Monday, May. 11, 1953
The Big Difference
Moscow, Idaho is a pleasant, placid town in the middle of rolling, prospering farmland. There are 14 churches and a red brick railroad depot in Moscow, and the four-story Elk's Club is the tallest building in town. Local products are dried peas (nearly all the world's supply is produced in the area) and students (nearly a third of the town's 10,593 residents are students at the University of Idaho). Nobody really knows how Moscow got its name (it was possibly a gesture of sympathy toward Russia during the Crimean War), and hardly anybody in Moscow has any desire to change it. Idaho's Muscovites have a stock answer to all suggestions that they rename their town: let Moscow, U.S.S.R. change its name.
When the U.S. Treasury Department, seeking a stimulant for a Savings Bond drive, suggested a Moscow, U.S.A. version of May Day, the citizens were skeptical. But the university, which had just lost a college blood-donor contest to California Polytechnic, thought May Day would be a good occasion for a blood-donor campaign, too--and the theme became "bonds and blood." A parody of a bristling, Soviet-style May Day was ruled out in favor of a purely American holiday. "We wanted to show what Moscow, U.S.A. has," explained Chamber of Commerce President Del MacPherson. "It might be corny," added the regional T-man, Edward Reese, "but it's still fundamental."

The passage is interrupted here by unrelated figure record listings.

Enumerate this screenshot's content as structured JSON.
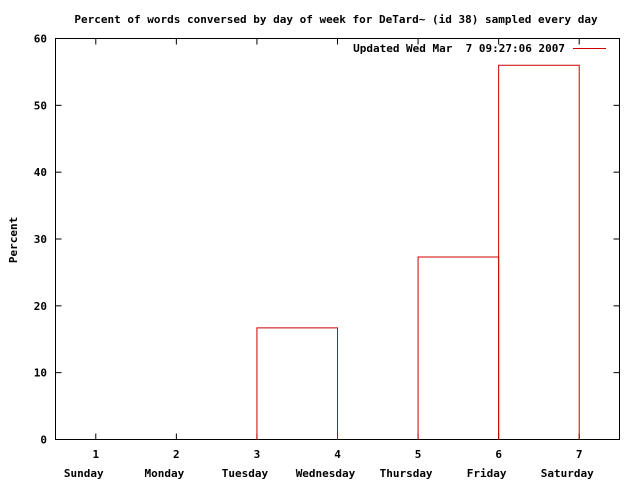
{
  "chart_data": {
    "type": "bar",
    "title": "Percent of words conversed by day of week for DeTard~ (id 38) sampled every day",
    "xlabel": "",
    "ylabel": "Percent",
    "categories": [
      "1",
      "2",
      "3",
      "4",
      "5",
      "6",
      "7"
    ],
    "category_names": [
      "Sunday",
      "Monday",
      "Tuesday",
      "Wednesday",
      "Thursday",
      "Friday",
      "Saturday"
    ],
    "values": [
      0,
      0,
      16.7,
      0,
      27.3,
      56.0,
      0
    ],
    "ylim": [
      0,
      60
    ],
    "yticks": [
      0,
      10,
      20,
      30,
      40,
      50,
      60
    ],
    "series": [
      {
        "name": "Updated Wed Mar  7 09:27:06 2007",
        "values": [
          0,
          0,
          16.7,
          0,
          27.3,
          56.0,
          0
        ]
      }
    ],
    "legend_position": "top-right",
    "grid": false,
    "bar_color": "#cc0000",
    "axis_color": "#000000"
  }
}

On May Day. Moscow was bright with flags and bond-drive posters. A crowd of 10,000 turned out. The parade was fine: there was a reasonable facsimile of George Washington, a flock of sheep in the Future Fanners of America entry, and a church window made of colored paper. The winning float was a 12-ft., papier-mache Statue of Liberty with a flask of plasma in her right hand and a sheaf of bonds under her left arm. One student marcher confessed that his crim son Cossack coat was really a girl's bed jacket, and one of his medals was a high-school prize for oratory.

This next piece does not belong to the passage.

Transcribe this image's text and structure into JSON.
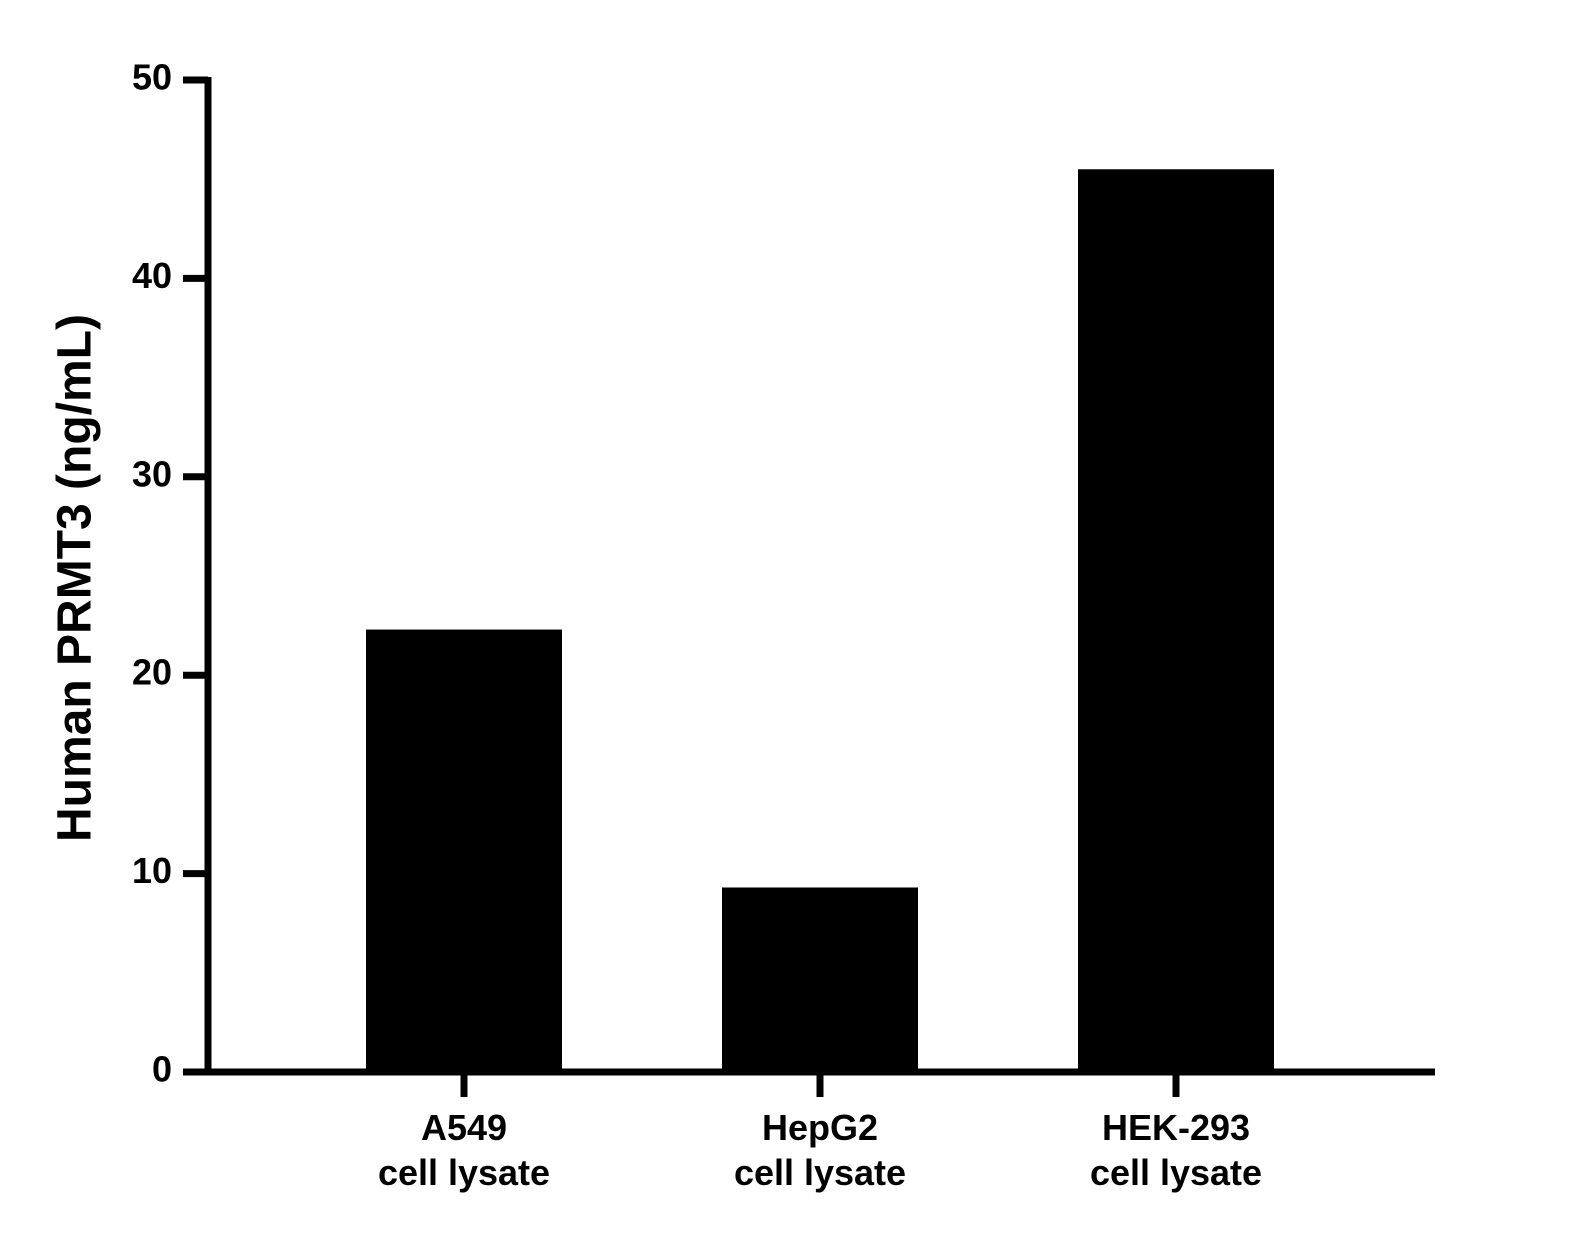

All in all, the university collected 1,730 pints of blood and the Treasury sold $385,000 worth of bonds. When a radio interviewer asked a farmer what he thought of it all, he replied, in an unexpected display of laissez faire: "Don't know. I come into town to buy a shirt." But when May Day was over, the men in charge collected in a back room at the Moscow Hotel to mull things over. The crowd wasn't as big as they had hoped; the returning Korean prisoners had drawn the headlines away from their celebration; but they had satisfactorily fulfilled, they decided, what they had come to regard as Moscow's destiny: the perennial challenge to show the world the difference between there and here.